I had just returned from a brief winter getaway in Florida after hosting what would be our last in-person Canada Congress industry event in Toronto. Of course, no one knew it at the time. This was about two weeks before lockdowns, single-family bubbles, self-isolation and masking began to rule our lives.
During the pandemic, I did everything right. I washed my hands often, stayed two metres from others, stayed in my bubble, got vaccinated (three times, eventually) and, of course, wore a mask like my life depended on it.
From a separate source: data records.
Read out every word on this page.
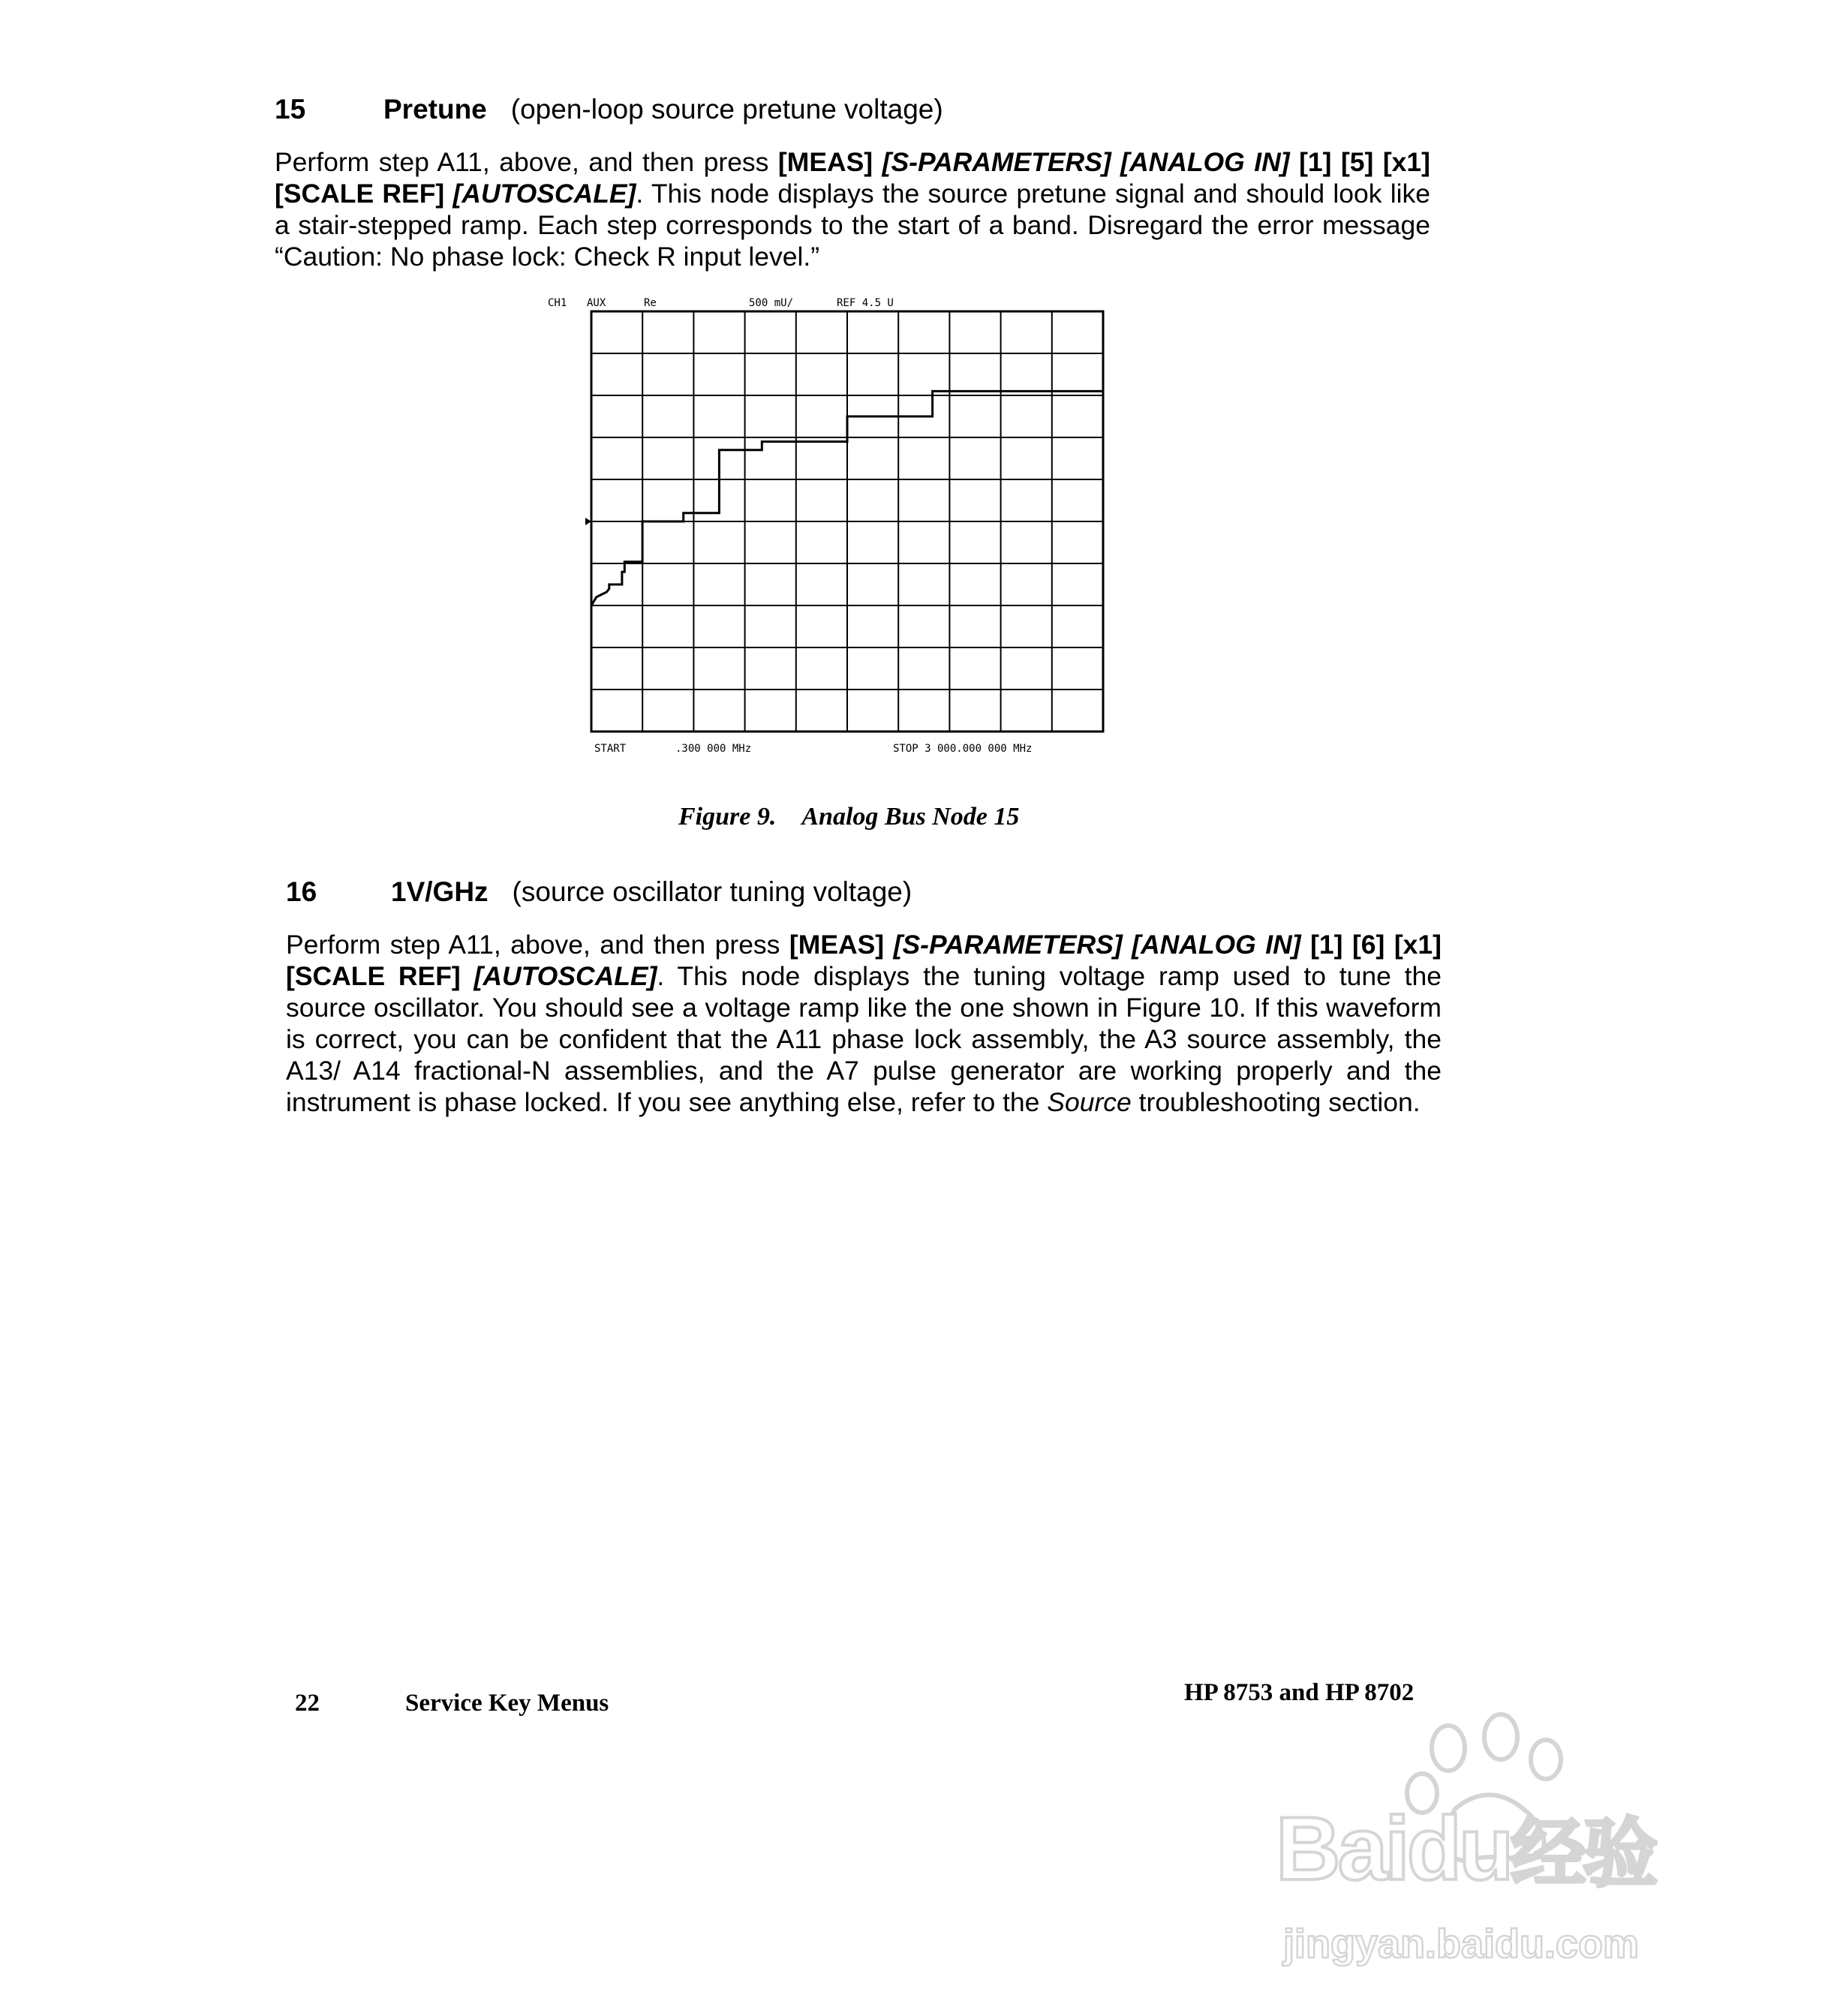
15	Pretune (open-loop source pretune voltage)
Perform step A11, above, and then press [MEAS] [S-PARAMETERS] [ANALOG IN] [1] [5] [x1] [SCALE REF] [AUTOSCALE]. This node displays the source pretune signal and should look like a stair-stepped ramp. Each step corresponds to the start of a band. Disregard the error message “Caution: No phase lock: Check R input level.”
CH1 AUX	Re	500 mU/	REF 4.5 U
START	.300 000 MHz	STOP 3 000.000 000 MHz
Figure 9. Analog Bus Node 15
16	1V/GHz (source oscillator tuning voltage)
Perform step A11, above, and then press [MEAS] [S-PARAMETERS] [ANALOG IN] [1] [6] [x1] [SCALE REF] [AUTOSCALE]. This node displays the tuning voltage ramp used to tune the source oscillator. You should see a voltage ramp like the one shown in Figure 10. If this waveform is correct, you can be confident that the A11 phase lock assembly, the A3 source assembly, the A13/ A14 fractional-N assemblies, and the A7 pulse generator are working properly and the instrument is phase locked. If you see anything else, refer to the Source troubleshooting section.
22	Service Key Menus	HP 8753 and HP 8702
Baidu经验
jingyan.baidu.com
Still, it seemed like nothing went right as our daily actions revolved around reacting to the latest government rules.
I have a drawer full of old cloth masks as a reminder of what the last two years have been like.
And now most provinces are ending mask mandates — some have already dropped them; Ontario did so this week — which is a declaration of sorts that the pandemic is finally over.
Two years.
All those masks.
I, for one, am a mess of mixed emotions thinking about the family members we were unable to see before they died during that time, thinking about rediscovering normal life without this COVID-19 cloud, and finally flying to visit my parents, whom I haven’t seen since the summer of 2019.
What this pandemic — and the government policy associated with it — has done to society, our loved ones, our spirits and of course the economy, will be studied for decades. And I expect a full inquiry, as every Canadian should, about how public health both succeeded and failed and what will be learned and applied next time.
As Managing Editor Grace Macaluso said early in the pandemic, we’re documenting history. We’ll tell stories about this, forever. We will feel this, forever. We all have experienced some trauma on some level.
This is why a recent story we posted online — and on Page 3 of the March print edition of Automotive News Canada — asks, very sincerely, if retail is ready to unmask. On one hand, what could be more simple than to just stop wearing them. People are sick of them, after all.